F. Hepatitis B Training/Workshop:

    • Comprehensive public health training was conducted at Tibetan Reception Centre and all the doctors and nurses of the DOH Health centres and Delek Hospital were invited to attend. Participants were trained on the epidemiology, causes, and treatment methodologies of Hepatitis B by experts from Chandigarh and Delhi.
    • Two days of Hepatitis B training was held in the beginning of December 2015 with a focus on Hepatitis B awareness as well as updating the knowledge of the community health workers and nurses about the disease.
    • During recent Special meeting on Prevention organized by CTA health department, Issues related with Hepatitis B and stigma were also touched. All allopathic doctors and senior nurses are distributed 2015 WHO Guidelines for the prevention, care and treatment of persons with chronic hepatitis B infection; and latest updated Guidelines on management of chronic Hepatitis-B of AASLD (American Association for the Study of Liver Diseases).


     G. Future plan

    CTA DOH also plans to test and vaccinate all School going and non-school going children between 6 and 18 years old in Nepal; and also doing same for all Tibetans women of reproductive age group; monks and nuns; and Tibetan youth in Nepal and India.

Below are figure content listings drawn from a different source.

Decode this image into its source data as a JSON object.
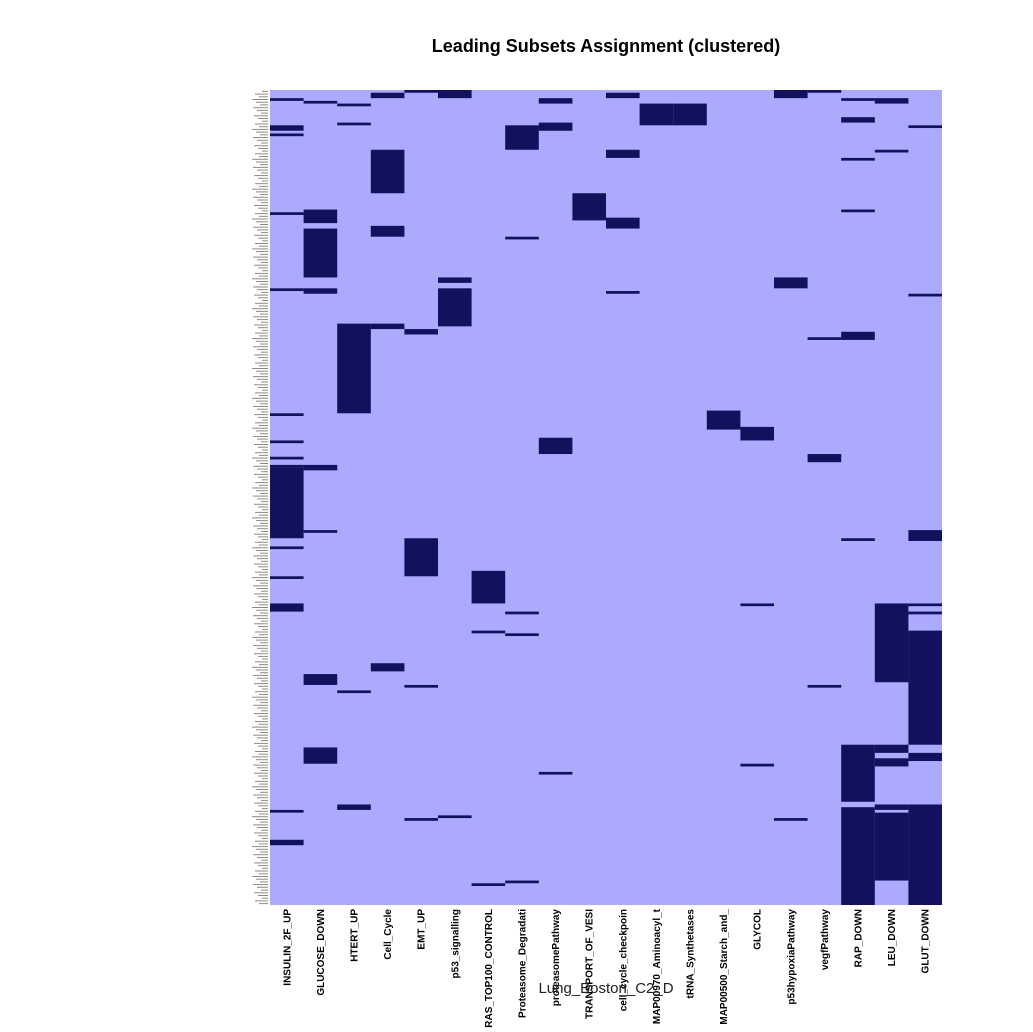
{
  "chart_data": {
    "type": "heatmap",
    "title": "Leading Subsets Assignment (clustered)",
    "xlabel": "Lung_Boston_C2_D",
    "columns": [
      "INSULIN_2F_UP",
      "GLUCOSE_DOWN",
      "HTERT_UP",
      "Cell_Cycle",
      "EMT_UP",
      "p53_signalling",
      "RAS_TOP100_CONTROL",
      "Proteasome_Degradati",
      "proteasomePathway",
      "TRANSPORT_OF_VESI",
      "cell_cycle_checkpoin",
      "MAP00970_Aminoacyl_t",
      "tRNA_Synthetases",
      "MAP00500_Starch_and_",
      "GLYCOL",
      "p53hypoxiaPathway",
      "vegfPathway",
      "RAP_DOWN",
      "LEU_DOWN",
      "GLUT_DOWN"
    ],
    "value_range": [
      0,
      1
    ],
    "colors": {
      "absent": "#aaaaff",
      "present": "#11115e"
    },
    "row_count": 300,
    "present_blocks": [
      {
        "column": "INSULIN_2F_UP",
        "rows": [
          [
            3,
            3
          ],
          [
            13,
            14
          ],
          [
            16,
            16
          ],
          [
            45,
            45
          ],
          [
            73,
            73
          ],
          [
            119,
            119
          ],
          [
            129,
            129
          ],
          [
            135,
            135
          ],
          [
            138,
            138
          ],
          [
            139,
            164
          ],
          [
            168,
            168
          ],
          [
            179,
            179
          ],
          [
            189,
            191
          ],
          [
            265,
            265
          ],
          [
            276,
            277
          ]
        ]
      },
      {
        "column": "GLUCOSE_DOWN",
        "rows": [
          [
            4,
            4
          ],
          [
            44,
            48
          ],
          [
            51,
            68
          ],
          [
            73,
            74
          ],
          [
            138,
            139
          ],
          [
            162,
            162
          ],
          [
            215,
            218
          ],
          [
            242,
            247
          ]
        ]
      },
      {
        "column": "HTERT_UP",
        "rows": [
          [
            5,
            5
          ],
          [
            12,
            12
          ],
          [
            86,
            118
          ],
          [
            221,
            221
          ],
          [
            263,
            264
          ]
        ]
      },
      {
        "column": "Cell_Cycle",
        "rows": [
          [
            1,
            2
          ],
          [
            22,
            37
          ],
          [
            50,
            53
          ],
          [
            86,
            87
          ],
          [
            211,
            213
          ]
        ]
      },
      {
        "column": "EMT_UP",
        "rows": [
          [
            0,
            0
          ],
          [
            88,
            89
          ],
          [
            165,
            178
          ],
          [
            219,
            219
          ],
          [
            268,
            268
          ]
        ]
      },
      {
        "column": "p53_signalling",
        "rows": [
          [
            0,
            2
          ],
          [
            69,
            70
          ],
          [
            73,
            86
          ],
          [
            267,
            267
          ]
        ]
      },
      {
        "column": "RAS_TOP100_CONTROL",
        "rows": [
          [
            177,
            188
          ],
          [
            199,
            199
          ],
          [
            292,
            292
          ]
        ]
      },
      {
        "column": "Proteasome_Degradati",
        "rows": [
          [
            13,
            21
          ],
          [
            54,
            54
          ],
          [
            192,
            192
          ],
          [
            200,
            200
          ],
          [
            291,
            291
          ]
        ]
      },
      {
        "column": "proteasomePathway",
        "rows": [
          [
            3,
            4
          ],
          [
            12,
            14
          ],
          [
            128,
            133
          ],
          [
            251,
            251
          ]
        ]
      },
      {
        "column": "TRANSPORT_OF_VESI",
        "rows": [
          [
            38,
            47
          ]
        ]
      },
      {
        "column": "cell_cycle_checkpoin",
        "rows": [
          [
            1,
            2
          ],
          [
            22,
            24
          ],
          [
            47,
            50
          ],
          [
            74,
            74
          ]
        ]
      },
      {
        "column": "MAP00970_Aminoacyl_t",
        "rows": [
          [
            5,
            12
          ]
        ]
      },
      {
        "column": "tRNA_Synthetases",
        "rows": [
          [
            5,
            12
          ]
        ]
      },
      {
        "column": "MAP00500_Starch_and_",
        "rows": [
          [
            118,
            124
          ]
        ]
      },
      {
        "column": "GLYCOL",
        "rows": [
          [
            124,
            128
          ],
          [
            189,
            189
          ],
          [
            248,
            248
          ]
        ]
      },
      {
        "column": "p53hypoxiaPathway",
        "rows": [
          [
            0,
            2
          ],
          [
            69,
            72
          ],
          [
            268,
            268
          ]
        ]
      },
      {
        "column": "vegfPathway",
        "rows": [
          [
            0,
            0
          ],
          [
            91,
            91
          ],
          [
            134,
            136
          ],
          [
            219,
            219
          ]
        ]
      },
      {
        "column": "RAP_DOWN",
        "rows": [
          [
            3,
            3
          ],
          [
            10,
            11
          ],
          [
            25,
            25
          ],
          [
            44,
            44
          ],
          [
            89,
            91
          ],
          [
            165,
            165
          ],
          [
            241,
            261
          ],
          [
            264,
            299
          ]
        ]
      },
      {
        "column": "LEU_DOWN",
        "rows": [
          [
            3,
            4
          ],
          [
            22,
            22
          ],
          [
            189,
            217
          ],
          [
            241,
            243
          ],
          [
            246,
            248
          ],
          [
            263,
            264
          ],
          [
            266,
            290
          ]
        ]
      },
      {
        "column": "GLUT_DOWN",
        "rows": [
          [
            13,
            13
          ],
          [
            75,
            75
          ],
          [
            162,
            165
          ],
          [
            189,
            189
          ],
          [
            192,
            192
          ],
          [
            199,
            240
          ],
          [
            244,
            246
          ],
          [
            263,
            299
          ]
        ]
      }
    ],
    "row_labels_legible": false
  }
}
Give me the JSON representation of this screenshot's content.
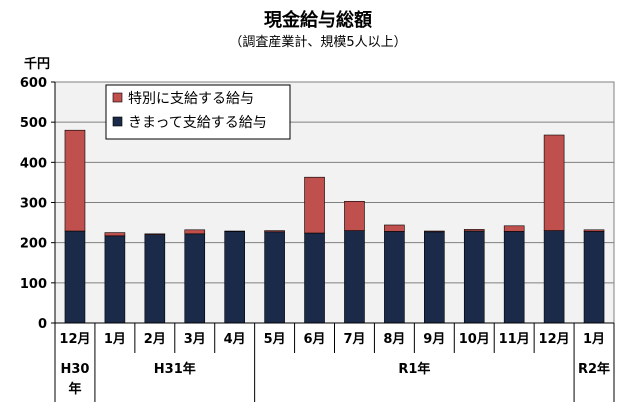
{
  "chart_data": {
    "type": "bar",
    "stacked": true,
    "title": "現金給与総額",
    "subtitle": "（調査産業計、規模5人以上）",
    "y_unit": "千円",
    "ylim": [
      0,
      600
    ],
    "yticks": [
      0,
      100,
      200,
      300,
      400,
      500,
      600
    ],
    "grid": true,
    "legend_position": "top-left",
    "categories": [
      "12月",
      "1月",
      "2月",
      "3月",
      "4月",
      "5月",
      "6月",
      "7月",
      "8月",
      "9月",
      "10月",
      "11月",
      "12月",
      "1月"
    ],
    "year_groups": [
      {
        "label": "H30\n年",
        "start": 0,
        "end": 0
      },
      {
        "label": "H31年",
        "start": 1,
        "end": 4
      },
      {
        "label": "R1年",
        "start": 5,
        "end": 12
      },
      {
        "label": "R2年",
        "start": 13,
        "end": 13
      }
    ],
    "series": [
      {
        "name": "きまって支給する給与",
        "color": "#1b2a48",
        "values": [
          229,
          217,
          220,
          222,
          228,
          227,
          224,
          230,
          228,
          227,
          229,
          228,
          230,
          228
        ]
      },
      {
        "name": "特別に支給する給与",
        "color": "#c0504d",
        "values": [
          251,
          8,
          2,
          10,
          1,
          3,
          139,
          73,
          16,
          2,
          4,
          14,
          238,
          4
        ]
      }
    ]
  }
}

    Conclusion and Vote of thanks to all Donors

    We are very thankful to our donors PRM, Les Amis du Tibet-Luxembourg via SARD, Yeshe Norbu Apello per il Tibet, Italy, Trentino for Tibet and Tibet Relief Fund, UK without whom such an extensive program would not have been possible.

    On the behalf of CTA Health Department, We would like to request all friends and supporters for continued support to make Tibetan community free of Hepatitis B, said Health Kalon, Dr Tsering Wangchuk.